Actualisé

AccordLa grève à Genève va-t-elle faire tache d'huile?

A Genève, la victoire des Transports Publics donne des ailes à la fonction publique tout entière. Admiratifs, les syndicats disent vouloir s’en inspirer.

par
Laure Lugon Zugravu

Lumineuse, l’aube d’hier matin, pour les Transports publics genevois! Après une journée de grève et une menace de récidive, les syndicats l’ont emporté: un accord en or a été signé avec le Conseil d’Etat, qui garantit zéro licenciement lié au contrat de prestations tant honni. Et que prévoit-il pour les éviter, puisque le peuple a refusé une hausse des tarifs? Tenter de trouver des sources d’économies par ci, par là. Si, malgré une bonne volonté manifeste, ça ne devait pas suffire, les TPG pourraient demander une rallonge au Conseil d’Etat.

«Ça fait réfléchir»

De quoi faire pousser des ailes au reste de la fonction publique qui crie son ras-le-bol à quelques jours du vote sur le budget 2015? Pour sûr: «Evidemment, l’action exemplaire du syndicat des transports publics nous inspire, répond Laurent Vité, président du syndicat SPG des enseignants du primaire. Les enseignants, qui respectent le travail des parents, sont réticents à l’idée de fermer les écoles. Mais voir que nos politiques n’entendent que le langage de la grève nous fait tout de même réfléchir.» Sombre menace, à cause d’une coupe de 18 millions de francs qui fait craindre aux enseignants du primaire des postes biffés.
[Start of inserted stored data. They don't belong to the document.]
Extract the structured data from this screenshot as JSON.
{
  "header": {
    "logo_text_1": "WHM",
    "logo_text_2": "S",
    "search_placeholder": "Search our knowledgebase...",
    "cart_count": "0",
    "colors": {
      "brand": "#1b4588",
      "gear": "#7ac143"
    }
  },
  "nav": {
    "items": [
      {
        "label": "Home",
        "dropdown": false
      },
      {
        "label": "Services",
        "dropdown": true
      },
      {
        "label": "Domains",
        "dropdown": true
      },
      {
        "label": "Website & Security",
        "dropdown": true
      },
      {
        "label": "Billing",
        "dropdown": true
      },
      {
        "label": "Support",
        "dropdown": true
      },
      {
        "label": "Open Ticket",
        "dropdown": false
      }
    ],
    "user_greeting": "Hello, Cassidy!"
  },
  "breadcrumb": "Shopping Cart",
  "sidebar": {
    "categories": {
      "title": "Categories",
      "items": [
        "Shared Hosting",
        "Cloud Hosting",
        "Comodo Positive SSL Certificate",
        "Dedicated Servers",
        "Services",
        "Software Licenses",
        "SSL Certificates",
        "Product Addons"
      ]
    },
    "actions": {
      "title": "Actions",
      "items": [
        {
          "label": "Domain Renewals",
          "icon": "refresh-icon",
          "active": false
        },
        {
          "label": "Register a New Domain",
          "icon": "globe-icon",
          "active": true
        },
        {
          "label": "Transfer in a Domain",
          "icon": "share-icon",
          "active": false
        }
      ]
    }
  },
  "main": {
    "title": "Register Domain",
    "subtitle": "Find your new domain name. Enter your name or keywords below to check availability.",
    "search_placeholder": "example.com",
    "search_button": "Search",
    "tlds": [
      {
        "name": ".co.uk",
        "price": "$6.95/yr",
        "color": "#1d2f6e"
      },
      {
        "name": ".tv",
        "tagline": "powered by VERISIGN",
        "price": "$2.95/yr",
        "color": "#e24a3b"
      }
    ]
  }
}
Aux Hôpitaux universitaires genevois, on n’a pas attendu la victoire des TPG pour appeler à la mobilisation contre le manque d’effectifs et les conditions de travail. Mais le succès d’hier ouvre de nouveaux horizons: «On espère que la victoire des TPG inspirera nos collègues, avance David Andenmatten, du SSP. Le syndicat est partant pour la bataille. Il nous faut convaincre le personnel que face aux attaques, la grève est le seul type de résistance qui porte ses fruits.» En revanche, du côté des policiers, on s'emballe moins, et pour cause: «Nous faisons la grève depuis neuf mois, sans résultat!» se désole Christian Antonietti, président du syndicat des gendarmes UPCP. Un brin désappointé: «Il est vrai que nos actions sont plus anecdotiques (ndlr: grève de la barbe, du képi, de l’uniforme), car on ne peut pas déserter la rue.» Un peu envieux: «Il semblerait aussi que Luc Barthassat (ministre en charge des Transports) ait une plus grande capacité à régler les conflits que Pierre Maudet (en charge de la Sécurité).»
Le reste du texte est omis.